Der Oberste Gerichtshof hat am 18.September 1990 durch den Senatspräsidenten des Obersten Gerichtshofes Dr. Bernardini als Vorsitzenden sowie durch die Hofräte des Obersten Gerichtshofes Dr. Friedrich, Dr. Reisenleitner, Hon.Prof. Dr. Brustbauer und Dr. Kuch als weitere Richter in Gegenwart der Richteramtsanwärterin Mag. Wachberger als Schriftführerin, in der Strafsache gegen Adolf G*** wegen des Verbrechens des versuchten Raubes nach §§ 15, 142 Abs 2 StGB und anderer strafbarer Handlungen über die Nichtigkeitsbeschwerde und die Berufung des Angeklagten gegen das Urteil des Landesgerichtes Linz als Schöffengericht vom 5.Juni 1990, GZ 28 Vr 805/89-30, nach öffentlicher Verhandlung in Anwesenheit des Vertreters des Generalprokurators, Generalanwalt Dr. Stöger und des Verteidigers Dr.

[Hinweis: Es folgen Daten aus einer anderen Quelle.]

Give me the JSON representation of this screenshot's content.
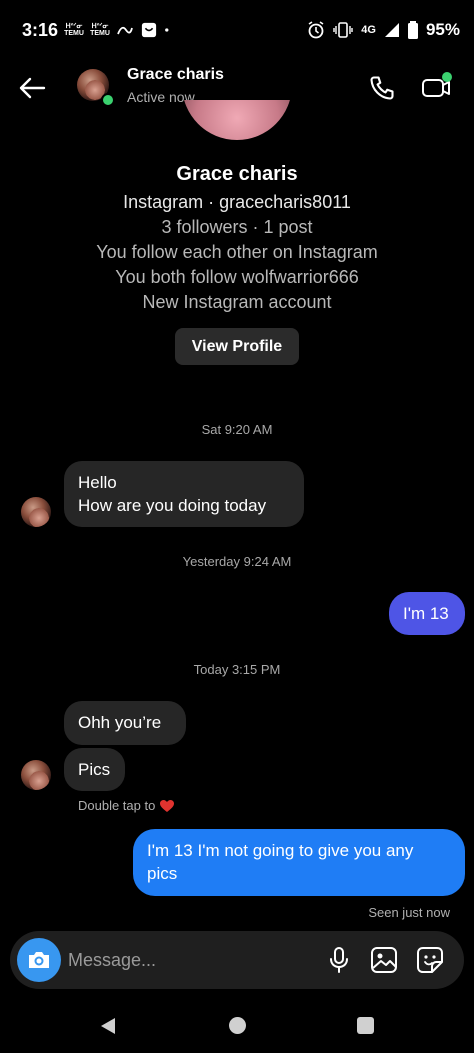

Christoph Kerres, jedoch in Abwesenheit des Angeklagten zu Recht erkannt:

Spruch

Die Nichtigkeitsbeschwerde wird verworfen.

Der Berufung wird nicht Folge gegeben.

Gemäß § 390 a StPO fallen dem Angeklagten auch die Kosten des Rechtsmittelverfahrens zur Last.

Text

Gründe:

Mit dem angefochtenen Urteil wurde Adolf G*** (im zweiten Rechtsgang erneut) des Verbrechens des versuchten Raubes nach §§ 15, 142 Abs 2 StGB (A 1) sowie der Vergehen der Körperverletzung nach § 83 Abs 1 StGB (A 2), des tätlichen Angriffs auf einen Beamten nach § 270 (Abs 1) StGB (B 1), der gefährlichen Drohung nach § 107 Abs 1 StGB (B 2) sowie der Beleidigung nach § 115 Abs 1 StGB (B 3) schuldig erkannt.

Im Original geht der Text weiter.